6 Feb. 7 June. 7 Oct.
The ninth degree of humility is, that a monk refrain his tongue from speaking, keeping silence until a question be asked him, as the Scripture sheweth: “In much talking thou shalt not avoid sin”: and, “The talkative man shall not be directed upon the earth.”
When Saint Pambo the Great was about to die, it is said that he remarked to the Presbyters Origen and Ammonios and to other holy men who were at his side: “From the time that I came to this desert, I have not repented, up until now, of any word that I have spoken; and in this state I am departing to God, as one who has not yet begun to serve Him.” The aforementioned men recounted to me that, when asked by anyone about a Scriptural phrase or some other matter of a practical nature, the Saint never offered an immediate response, but would say that he had not yet found the answer. Three months would often go by, and he would not give an answer, saying that he had not yet understood the point at issue. Thus, he answered questions after much thought, and as God willed,; and thus, everyone accepted them with great awe, as if they came from God Himself.
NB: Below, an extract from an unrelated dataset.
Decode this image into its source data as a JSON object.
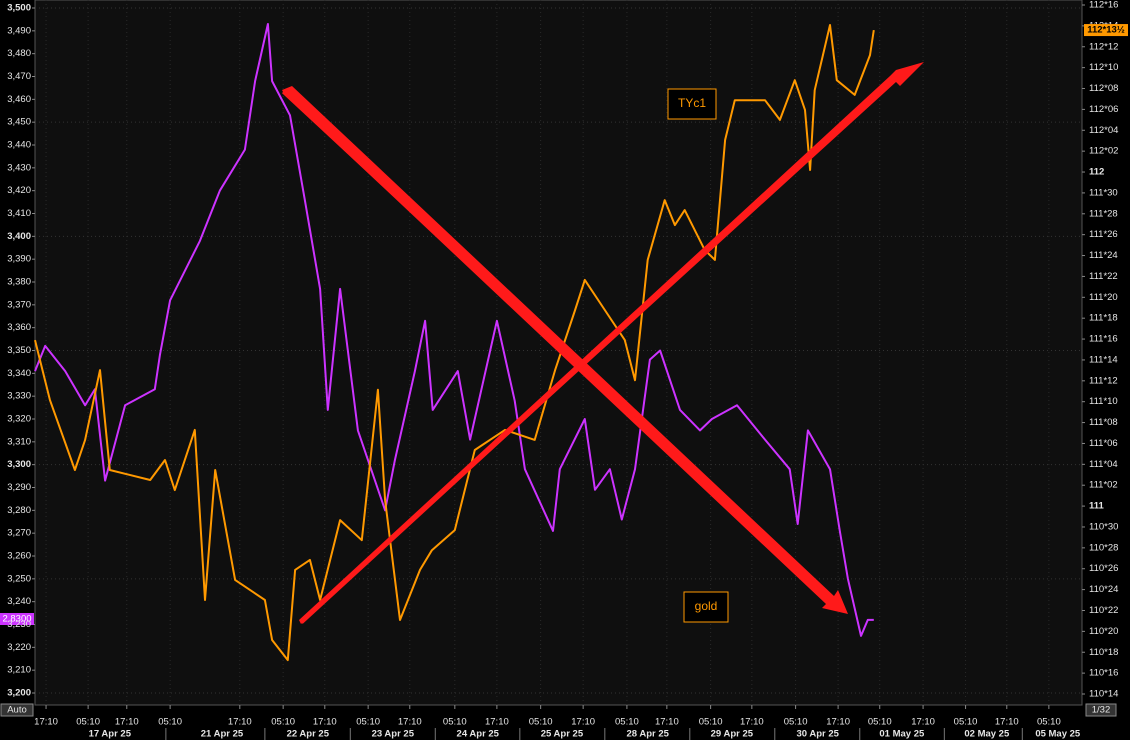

The man who knows how to hold his tongue avoids many sins and, above all, grows in humility. The compulsion to talk can be a manifestation of pride. Pride, however, can be related to insecurity, fear, and the need to control situations, things, and people. In all that he says, the talkative man may be saying, “I am here. Give me attention. Affirm me. Listen to me. Am I not loved? Am I not accepted? Am I not needed, wanted, and esteemed? Am I not clever, insightful, and funny?”
Family birth order continues to play itself out in the monastery in unexpected ways. The eldest child readily assumes responsibility. He is quick to take command. He enjoys being in charge of others. He speaks with the expectation of being heeded and followed. Not always consciously, he thinks of others as smaller than himself. He enjoys being complimented and praised. He can sin with his tongue by being peremptory, authoritarian, or over–confident.
The youngest child looks to others to take care of him. He requires more attention than another brother would. When he speaks, there is always an underlying expectation of being encouraged and praised. He can sin with his tongue by currying favour, or by looking for attention. He can also sin by sulking and not speaking so as to win sympathy.
The middle child often feels squeezed out of situations. He feels that no one has time for him, that he is forgotten, or not important, or not valued. The middle child can feel caught between two poles of attraction. He sometimes needs to kick up a rage in order to be acknowledged and heeded. He can sin with his tongue by being sharp or by lashing out.
These birth order profiles are not absolute nor are they to be taken without nuance and adjustment. They can, all the same, help us to understand why a brother speaks as he does, or why he speaks too much, or speaks with a particular emotional charge. Silence — when it is not the sulky taciturnity of the inner teenager — is an effective means to growth in humility.
An Elder said: “One man thinks that he is being silent, and yet his heart is judging others; such a man is always talking. Another man talks from morning until evening and yet keeps silence; that is, he says nothing that is not beneficial.”
An Elder was asked: “What does it mean to give an account for an idle word?” (St Matthew 12:36). And he replied: “Any talk about bodily matters, beyond what is necessary, is idle talk; the only talk that is not idle is talk about the salvation of the soul. Nevertheless, even in this instance, it is better to keep silence as much as possible, for no sooner do you talk about what is good, than evil also comes.”
It goes without saying that a monk applies himself first of all to keeping silence at the hours and in the places where silence is prescribed. We have to make a special effort at silence after the second bell for Holy Mass or for the Divine Office. There is often a temptation to communicate one last thing, to ask a question, or to settle some matter. Under no conditions, apart from a real emergency, should a brother question a superior after the second bell for the Holy Mass or for the Divine Office.